Si el jueves nadie pensaba en ello, ¿por qué ahora todo el mundo no deja de
pensarlo? Porque, obviamente, ha visto como esa amenaza se ha encarnado en
París, y piensa que podía ser en su barrio, en su oficina. A este sentimiento
natural de indefensión sólo se le puede combatir con arrojo y gallardía
personal (vamos, echarle huevos dicho en castizo) y saber que la probabilidad
de morir en un atentado es muy escasa, y tener en mente que hay cientos, miles
de profesionales que trabajan sin descanso para evitar que se produzca un
suceso así. En cierto modo es algo similar a lo que pasa con el miedo a volar,
que resurge tras cada accidente aéreo (últimamente ya no hay accidentes, son
todo atentados) y luego se vuelve a atenuar. Y cuando subimos a un avión sabemos
que es el medio de transporte más seguro sobre todo porque otras miles de
personas trabajan para que así sea, tanto a las que vemos operar en cabina,
tierra y torre como a muchas otras que están ahí pero no las percibimos. Su
trabajo es nuestra seguridad en el cielo. Y esto pasa lo mismo en el caso de
atentado. Los “malos” van a seguir buscando hacernos daño, y seguramente
volverán a conseguirlo nuevamente, no se cuándo ni dónde, pero estoy convencido
que para cuando lo logren serán decenas las intentonas frustradas por la
policía y servicios de seguridad de medio mundo, que les siguen los pasos. No
existe la seguridad plena, ni en el terrorismo ni en los aviones ni en el coche
ni en ninguna parte, pero debemos saber que, más allá de todas las fuerzas del
orden que veamos moverse por nuestras calles y lugares de reunión, son muchos
más los profesionales a los que no vemos que realizan la labor oscura, precisa,
y fundamental, para evitar el próximo atentado. Es una lucha soterrada,
secreta, invisible a nuestros ojos, entre quienes nos protegen y los que
quieren matarnos. Y de esa lucha surge nuestra confianza.

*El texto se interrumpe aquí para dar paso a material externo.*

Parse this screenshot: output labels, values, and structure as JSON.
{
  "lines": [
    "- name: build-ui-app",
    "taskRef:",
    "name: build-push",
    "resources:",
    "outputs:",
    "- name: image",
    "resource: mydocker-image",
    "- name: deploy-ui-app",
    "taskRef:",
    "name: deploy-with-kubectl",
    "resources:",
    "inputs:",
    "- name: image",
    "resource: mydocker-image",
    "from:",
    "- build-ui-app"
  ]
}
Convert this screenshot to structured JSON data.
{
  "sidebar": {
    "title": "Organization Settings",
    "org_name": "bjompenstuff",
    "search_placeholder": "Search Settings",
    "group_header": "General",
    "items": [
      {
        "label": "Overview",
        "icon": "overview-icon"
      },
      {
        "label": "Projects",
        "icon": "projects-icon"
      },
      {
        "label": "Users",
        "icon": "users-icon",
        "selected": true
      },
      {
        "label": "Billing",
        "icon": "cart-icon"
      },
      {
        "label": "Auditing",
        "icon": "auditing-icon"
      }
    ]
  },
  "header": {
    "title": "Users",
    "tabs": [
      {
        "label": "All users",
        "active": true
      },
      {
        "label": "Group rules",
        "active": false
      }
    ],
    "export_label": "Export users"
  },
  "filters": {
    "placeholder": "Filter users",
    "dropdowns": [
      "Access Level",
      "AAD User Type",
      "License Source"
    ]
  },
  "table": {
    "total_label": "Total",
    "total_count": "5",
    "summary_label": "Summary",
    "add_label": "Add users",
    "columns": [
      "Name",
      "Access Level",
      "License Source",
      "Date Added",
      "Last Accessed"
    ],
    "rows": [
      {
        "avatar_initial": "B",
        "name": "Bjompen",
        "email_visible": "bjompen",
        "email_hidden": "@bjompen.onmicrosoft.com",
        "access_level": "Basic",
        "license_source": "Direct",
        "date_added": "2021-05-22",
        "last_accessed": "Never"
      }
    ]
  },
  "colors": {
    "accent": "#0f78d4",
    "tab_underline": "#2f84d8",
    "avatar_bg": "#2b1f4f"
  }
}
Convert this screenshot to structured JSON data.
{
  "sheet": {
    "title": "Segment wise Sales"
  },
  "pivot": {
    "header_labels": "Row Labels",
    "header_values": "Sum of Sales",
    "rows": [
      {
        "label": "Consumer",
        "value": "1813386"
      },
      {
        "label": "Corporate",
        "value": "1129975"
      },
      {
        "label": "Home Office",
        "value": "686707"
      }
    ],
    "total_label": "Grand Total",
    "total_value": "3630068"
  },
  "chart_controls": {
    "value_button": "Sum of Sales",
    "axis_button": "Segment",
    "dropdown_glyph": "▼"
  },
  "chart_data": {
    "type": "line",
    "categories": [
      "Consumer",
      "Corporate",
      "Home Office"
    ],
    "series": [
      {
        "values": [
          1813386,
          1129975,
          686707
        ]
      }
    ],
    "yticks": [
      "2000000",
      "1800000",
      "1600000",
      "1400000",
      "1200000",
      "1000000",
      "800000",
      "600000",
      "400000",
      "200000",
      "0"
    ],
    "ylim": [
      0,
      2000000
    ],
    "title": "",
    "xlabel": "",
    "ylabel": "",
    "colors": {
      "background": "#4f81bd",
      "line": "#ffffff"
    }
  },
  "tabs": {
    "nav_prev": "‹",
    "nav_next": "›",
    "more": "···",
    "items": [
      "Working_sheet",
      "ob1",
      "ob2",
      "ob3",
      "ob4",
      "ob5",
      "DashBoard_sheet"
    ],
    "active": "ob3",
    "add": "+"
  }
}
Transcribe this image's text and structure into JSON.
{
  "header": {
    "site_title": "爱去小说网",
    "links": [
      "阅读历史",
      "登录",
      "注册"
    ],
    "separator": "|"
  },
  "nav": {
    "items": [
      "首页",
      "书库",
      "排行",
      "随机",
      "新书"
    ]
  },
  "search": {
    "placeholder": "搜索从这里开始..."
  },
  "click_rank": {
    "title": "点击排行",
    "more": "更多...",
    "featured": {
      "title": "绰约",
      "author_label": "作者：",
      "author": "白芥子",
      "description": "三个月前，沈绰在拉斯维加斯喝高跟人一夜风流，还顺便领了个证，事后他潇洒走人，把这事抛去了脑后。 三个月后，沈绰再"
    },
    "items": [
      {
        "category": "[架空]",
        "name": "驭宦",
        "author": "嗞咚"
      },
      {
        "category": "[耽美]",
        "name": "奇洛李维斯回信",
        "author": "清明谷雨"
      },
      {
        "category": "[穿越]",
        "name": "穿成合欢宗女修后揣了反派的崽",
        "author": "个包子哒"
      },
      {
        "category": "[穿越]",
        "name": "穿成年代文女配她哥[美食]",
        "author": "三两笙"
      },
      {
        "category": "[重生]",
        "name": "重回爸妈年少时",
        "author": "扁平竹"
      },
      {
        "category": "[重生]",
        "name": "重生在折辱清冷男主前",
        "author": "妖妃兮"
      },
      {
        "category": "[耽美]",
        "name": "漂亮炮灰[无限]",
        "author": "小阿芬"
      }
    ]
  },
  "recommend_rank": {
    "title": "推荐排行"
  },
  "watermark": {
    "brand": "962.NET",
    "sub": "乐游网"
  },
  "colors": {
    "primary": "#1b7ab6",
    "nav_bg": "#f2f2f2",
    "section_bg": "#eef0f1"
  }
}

Como el hecho de que llueva o haga sol, el
terrorismo islamista es indiferente a la conducta personal. No hay actitudes “de
riesgo” que nos permitan individualmente estar más o menos seguros, porque el
golpe efectivo pude darse en cualquier momento o lugar. Por eso lo mejor es
mantener la vida que llevamos habitualmente, no realizar restricciones vitales
pensando en que así podremos evitar el atentado, porque son una mera ilusión, y
afrontar la vida con ganas, esperanza y espíritu de lucha y supervivencia. Mostrar
a los seres queridos que lo son para nosotros cuando y cuanto podamos, y saber
que, aunque nos hagan llorar, mucho, más, acabaremos derrotándolos.